Foram avaliados 31 mil concluintes de 309 cursos de Medicina de todas as regiões. As notas do CPC variam de 1 a 5, sendo as notas 4 e 5 aquelas consideradas adequadas para graduações como Medicina. Somente 40,4% obtiveram tais notas. Apenas 4,7% dos cursos privados alcançaram a nota máxima. Cerca de 27% dos cursos de faculdades privadas – terreno onde prosperou o enorme salto quantitativo dos últimos anos – obtiveram notas 1 e 2. Nas universidades públicas, esse índice foi de 6%. A maior parte das graduações avaliadas (50,5%), entre públicas e privadas, atingiu nota 3, considerada regular. Os números são desalentadores também quando comparados ao passado recente: em 2019, as piores notas foram obtidas por 13% dos cursos, ante os 20% atuais.

Ainda que indicadores como o CPC e exames como o Enade sejam hoje objeto de críticas e estejam sob revisão, sua defasagem tende a minimizar, e não potencializar, as fragilidades das avaliações e dos cursos.
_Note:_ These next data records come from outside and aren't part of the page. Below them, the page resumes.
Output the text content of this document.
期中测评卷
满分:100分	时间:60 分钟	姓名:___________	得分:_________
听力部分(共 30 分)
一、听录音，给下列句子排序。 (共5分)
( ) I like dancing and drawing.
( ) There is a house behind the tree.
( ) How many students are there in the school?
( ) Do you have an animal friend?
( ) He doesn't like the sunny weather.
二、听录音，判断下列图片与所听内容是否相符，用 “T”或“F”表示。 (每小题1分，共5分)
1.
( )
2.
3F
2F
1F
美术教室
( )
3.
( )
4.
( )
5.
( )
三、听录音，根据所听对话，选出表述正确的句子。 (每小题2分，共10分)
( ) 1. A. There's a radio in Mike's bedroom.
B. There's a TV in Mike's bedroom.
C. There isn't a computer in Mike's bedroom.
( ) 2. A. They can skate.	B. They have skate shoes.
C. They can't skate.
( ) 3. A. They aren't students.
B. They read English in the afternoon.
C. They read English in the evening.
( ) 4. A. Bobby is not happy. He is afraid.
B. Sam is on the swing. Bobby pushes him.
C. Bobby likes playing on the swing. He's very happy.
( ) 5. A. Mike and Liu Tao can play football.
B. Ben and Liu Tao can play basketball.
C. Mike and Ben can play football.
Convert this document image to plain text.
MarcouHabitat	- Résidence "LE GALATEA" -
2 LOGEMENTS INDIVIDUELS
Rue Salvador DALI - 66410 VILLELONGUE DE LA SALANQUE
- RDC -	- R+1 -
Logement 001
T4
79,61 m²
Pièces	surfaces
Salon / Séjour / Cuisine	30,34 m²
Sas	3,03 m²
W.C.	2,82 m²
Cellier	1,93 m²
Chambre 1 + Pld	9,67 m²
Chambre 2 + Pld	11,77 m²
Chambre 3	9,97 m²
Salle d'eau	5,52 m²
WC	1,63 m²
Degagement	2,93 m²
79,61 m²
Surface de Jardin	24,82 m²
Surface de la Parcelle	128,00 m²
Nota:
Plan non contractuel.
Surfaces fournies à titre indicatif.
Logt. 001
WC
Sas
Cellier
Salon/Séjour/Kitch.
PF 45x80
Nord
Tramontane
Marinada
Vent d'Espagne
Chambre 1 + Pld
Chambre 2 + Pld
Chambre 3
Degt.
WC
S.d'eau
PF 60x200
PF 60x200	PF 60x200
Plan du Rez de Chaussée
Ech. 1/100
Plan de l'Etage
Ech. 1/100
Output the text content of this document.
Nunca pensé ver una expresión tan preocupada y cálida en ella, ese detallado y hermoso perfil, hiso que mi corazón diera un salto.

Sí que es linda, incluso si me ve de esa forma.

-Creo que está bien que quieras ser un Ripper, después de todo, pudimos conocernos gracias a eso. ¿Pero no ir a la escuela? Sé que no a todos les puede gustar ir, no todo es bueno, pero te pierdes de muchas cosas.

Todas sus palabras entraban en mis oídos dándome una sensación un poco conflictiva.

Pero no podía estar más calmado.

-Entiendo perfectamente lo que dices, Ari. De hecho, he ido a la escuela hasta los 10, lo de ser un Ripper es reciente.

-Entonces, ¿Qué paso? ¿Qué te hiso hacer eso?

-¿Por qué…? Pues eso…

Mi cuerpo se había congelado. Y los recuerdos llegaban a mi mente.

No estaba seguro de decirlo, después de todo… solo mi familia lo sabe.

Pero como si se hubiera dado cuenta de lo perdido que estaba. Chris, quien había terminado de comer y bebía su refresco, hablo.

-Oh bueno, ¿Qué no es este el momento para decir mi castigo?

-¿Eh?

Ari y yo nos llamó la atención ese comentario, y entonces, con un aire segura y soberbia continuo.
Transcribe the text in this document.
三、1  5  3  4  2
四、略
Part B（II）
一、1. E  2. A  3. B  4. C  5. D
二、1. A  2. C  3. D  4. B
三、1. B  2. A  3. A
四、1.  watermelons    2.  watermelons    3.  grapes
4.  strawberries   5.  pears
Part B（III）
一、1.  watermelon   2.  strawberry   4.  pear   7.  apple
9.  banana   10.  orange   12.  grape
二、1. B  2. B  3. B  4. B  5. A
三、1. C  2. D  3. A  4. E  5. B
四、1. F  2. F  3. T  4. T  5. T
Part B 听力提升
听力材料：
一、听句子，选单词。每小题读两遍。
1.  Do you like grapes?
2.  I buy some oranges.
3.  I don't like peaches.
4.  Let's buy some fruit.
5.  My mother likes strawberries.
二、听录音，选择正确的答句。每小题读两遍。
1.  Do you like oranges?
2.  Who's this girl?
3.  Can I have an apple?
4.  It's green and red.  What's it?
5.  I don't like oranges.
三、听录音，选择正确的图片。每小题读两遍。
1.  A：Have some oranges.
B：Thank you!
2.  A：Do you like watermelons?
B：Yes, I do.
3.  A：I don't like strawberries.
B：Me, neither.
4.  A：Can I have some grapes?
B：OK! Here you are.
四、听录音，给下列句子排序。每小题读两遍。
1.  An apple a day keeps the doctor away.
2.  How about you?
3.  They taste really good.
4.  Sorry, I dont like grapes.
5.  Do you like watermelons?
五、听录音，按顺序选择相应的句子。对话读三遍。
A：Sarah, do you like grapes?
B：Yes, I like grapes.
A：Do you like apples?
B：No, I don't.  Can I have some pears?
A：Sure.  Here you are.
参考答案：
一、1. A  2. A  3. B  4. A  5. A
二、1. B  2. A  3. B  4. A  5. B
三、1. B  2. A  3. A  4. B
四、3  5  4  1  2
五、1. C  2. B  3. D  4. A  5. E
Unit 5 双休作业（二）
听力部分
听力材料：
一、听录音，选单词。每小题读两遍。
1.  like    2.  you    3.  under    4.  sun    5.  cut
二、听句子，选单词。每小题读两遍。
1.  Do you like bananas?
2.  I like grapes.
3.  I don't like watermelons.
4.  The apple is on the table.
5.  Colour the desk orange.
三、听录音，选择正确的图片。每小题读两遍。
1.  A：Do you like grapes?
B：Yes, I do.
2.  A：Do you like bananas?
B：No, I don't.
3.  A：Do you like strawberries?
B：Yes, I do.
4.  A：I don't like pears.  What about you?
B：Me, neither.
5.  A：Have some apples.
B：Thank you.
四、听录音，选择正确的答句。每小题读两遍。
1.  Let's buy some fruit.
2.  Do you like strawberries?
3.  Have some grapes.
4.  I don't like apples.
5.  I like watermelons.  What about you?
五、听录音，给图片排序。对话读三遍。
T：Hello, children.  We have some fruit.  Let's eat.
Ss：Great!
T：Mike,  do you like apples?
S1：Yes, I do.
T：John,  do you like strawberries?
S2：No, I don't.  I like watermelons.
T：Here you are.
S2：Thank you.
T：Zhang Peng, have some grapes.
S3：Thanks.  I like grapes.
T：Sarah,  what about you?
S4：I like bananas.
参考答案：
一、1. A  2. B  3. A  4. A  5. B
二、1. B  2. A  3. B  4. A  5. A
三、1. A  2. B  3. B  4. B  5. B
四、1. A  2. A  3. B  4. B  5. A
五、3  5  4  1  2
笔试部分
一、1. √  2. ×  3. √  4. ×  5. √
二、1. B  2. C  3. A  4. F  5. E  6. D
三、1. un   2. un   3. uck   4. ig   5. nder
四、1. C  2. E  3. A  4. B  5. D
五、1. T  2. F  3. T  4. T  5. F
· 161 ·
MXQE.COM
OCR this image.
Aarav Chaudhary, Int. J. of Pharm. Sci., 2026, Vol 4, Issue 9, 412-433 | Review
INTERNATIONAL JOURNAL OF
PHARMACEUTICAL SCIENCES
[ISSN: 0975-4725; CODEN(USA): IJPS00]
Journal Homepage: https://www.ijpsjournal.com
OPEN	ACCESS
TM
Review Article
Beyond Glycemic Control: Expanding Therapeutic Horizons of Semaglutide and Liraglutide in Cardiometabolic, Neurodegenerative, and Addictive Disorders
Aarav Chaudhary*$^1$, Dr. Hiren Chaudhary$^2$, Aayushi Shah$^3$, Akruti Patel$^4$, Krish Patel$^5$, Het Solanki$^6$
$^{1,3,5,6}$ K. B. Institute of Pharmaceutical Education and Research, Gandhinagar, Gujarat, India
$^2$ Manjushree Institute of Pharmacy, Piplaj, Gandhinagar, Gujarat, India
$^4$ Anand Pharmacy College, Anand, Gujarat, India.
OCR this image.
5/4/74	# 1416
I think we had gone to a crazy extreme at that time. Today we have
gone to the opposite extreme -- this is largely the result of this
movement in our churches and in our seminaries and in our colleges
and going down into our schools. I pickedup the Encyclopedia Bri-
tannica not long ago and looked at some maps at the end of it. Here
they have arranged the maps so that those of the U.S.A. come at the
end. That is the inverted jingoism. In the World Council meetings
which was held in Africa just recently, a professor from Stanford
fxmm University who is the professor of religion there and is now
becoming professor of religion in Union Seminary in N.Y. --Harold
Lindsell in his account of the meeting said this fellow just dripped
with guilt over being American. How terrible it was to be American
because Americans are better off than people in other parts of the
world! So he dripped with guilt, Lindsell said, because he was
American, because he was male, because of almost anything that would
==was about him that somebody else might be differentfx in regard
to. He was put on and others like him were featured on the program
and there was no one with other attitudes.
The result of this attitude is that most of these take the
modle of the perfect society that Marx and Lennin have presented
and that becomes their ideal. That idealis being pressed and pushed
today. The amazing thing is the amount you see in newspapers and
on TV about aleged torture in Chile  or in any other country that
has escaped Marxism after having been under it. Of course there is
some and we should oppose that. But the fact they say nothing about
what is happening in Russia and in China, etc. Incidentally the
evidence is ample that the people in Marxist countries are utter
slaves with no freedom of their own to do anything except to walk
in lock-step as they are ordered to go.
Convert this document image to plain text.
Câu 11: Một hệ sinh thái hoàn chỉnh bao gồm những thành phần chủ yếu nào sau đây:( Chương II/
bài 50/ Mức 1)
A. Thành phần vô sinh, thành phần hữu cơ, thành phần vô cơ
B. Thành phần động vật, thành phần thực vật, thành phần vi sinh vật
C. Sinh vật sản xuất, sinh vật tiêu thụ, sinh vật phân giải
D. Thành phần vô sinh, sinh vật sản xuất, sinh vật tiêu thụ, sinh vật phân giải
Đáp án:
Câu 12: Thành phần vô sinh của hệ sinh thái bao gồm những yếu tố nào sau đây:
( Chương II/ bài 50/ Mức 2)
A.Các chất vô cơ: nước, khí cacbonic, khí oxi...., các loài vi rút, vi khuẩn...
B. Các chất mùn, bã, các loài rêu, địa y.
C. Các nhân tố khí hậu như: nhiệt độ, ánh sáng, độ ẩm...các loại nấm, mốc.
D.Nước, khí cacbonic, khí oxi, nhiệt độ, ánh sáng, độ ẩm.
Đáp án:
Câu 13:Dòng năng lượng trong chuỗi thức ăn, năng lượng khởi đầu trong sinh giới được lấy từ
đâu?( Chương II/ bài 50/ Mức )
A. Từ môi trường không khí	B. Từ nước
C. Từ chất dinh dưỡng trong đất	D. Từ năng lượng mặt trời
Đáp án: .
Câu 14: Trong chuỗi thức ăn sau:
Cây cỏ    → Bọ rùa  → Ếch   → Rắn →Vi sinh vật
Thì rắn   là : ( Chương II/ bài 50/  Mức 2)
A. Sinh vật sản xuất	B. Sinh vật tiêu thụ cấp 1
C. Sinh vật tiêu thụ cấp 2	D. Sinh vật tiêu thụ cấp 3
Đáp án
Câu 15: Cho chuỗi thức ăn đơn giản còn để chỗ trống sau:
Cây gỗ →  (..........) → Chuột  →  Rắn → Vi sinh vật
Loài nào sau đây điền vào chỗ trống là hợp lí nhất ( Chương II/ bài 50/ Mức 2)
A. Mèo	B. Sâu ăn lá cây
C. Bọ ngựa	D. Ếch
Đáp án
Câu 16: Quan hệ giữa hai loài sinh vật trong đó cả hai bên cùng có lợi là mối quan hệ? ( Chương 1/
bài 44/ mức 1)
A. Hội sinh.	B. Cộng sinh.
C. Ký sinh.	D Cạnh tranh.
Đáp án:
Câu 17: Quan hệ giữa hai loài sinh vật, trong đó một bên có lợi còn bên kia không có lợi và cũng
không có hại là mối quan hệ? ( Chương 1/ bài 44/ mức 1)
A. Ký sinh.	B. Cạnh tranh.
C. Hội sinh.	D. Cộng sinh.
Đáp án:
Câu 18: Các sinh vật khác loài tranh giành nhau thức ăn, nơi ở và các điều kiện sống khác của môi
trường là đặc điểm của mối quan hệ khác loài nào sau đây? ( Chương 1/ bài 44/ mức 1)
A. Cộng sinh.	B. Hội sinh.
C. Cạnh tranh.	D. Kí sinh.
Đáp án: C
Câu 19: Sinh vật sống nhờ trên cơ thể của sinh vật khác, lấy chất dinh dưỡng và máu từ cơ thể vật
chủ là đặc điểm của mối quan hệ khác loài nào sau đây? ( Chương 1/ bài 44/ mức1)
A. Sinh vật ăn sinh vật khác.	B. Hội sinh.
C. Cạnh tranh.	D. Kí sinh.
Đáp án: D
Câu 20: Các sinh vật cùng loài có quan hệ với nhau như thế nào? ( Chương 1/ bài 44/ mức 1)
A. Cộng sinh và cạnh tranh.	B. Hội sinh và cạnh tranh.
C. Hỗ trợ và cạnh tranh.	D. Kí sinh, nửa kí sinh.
Em outras palavras, é possível imaginar, por exemplo, que os resultados poderiam ser ainda piores se os indicadores levassem em conta dimensões mais compatíveis com o presente, como a adequação ao mercado de trabalho e a pesquisa. Mas passemos. Por ora, o que salta mesmo aos olhos é o fato de que a modéstia dos resultados se mostra inversamente proporcional à notável expansão de vagas, sobretudo no ensino privado.

Em 1990, havia 78 faculdades de Medicina no Brasil. Em 2020, já eram 357. Hoje o Conselho Federal de Medicina contabiliza 389 cursos. Há dois anos, um levantamento da USP mostrou que 90% das vagas abertas na última década estavam no setor privado – incentivado, primeiro, pela lei que criou o Programa Mais Médicos e, depois, por uma chuva de liminares, que permitiu abrir escolas mesmo durante a proibição, pelo governo, da abertura de novos cursos por cinco anos. A porteira foi reaberta justamente em 2023. Com o número atual de concluintes, o Brasil exibe uma proporção de 2,81 médicos por mil habitantes, o que nos coloca à frente de países como Estados Unidos, Japão e China.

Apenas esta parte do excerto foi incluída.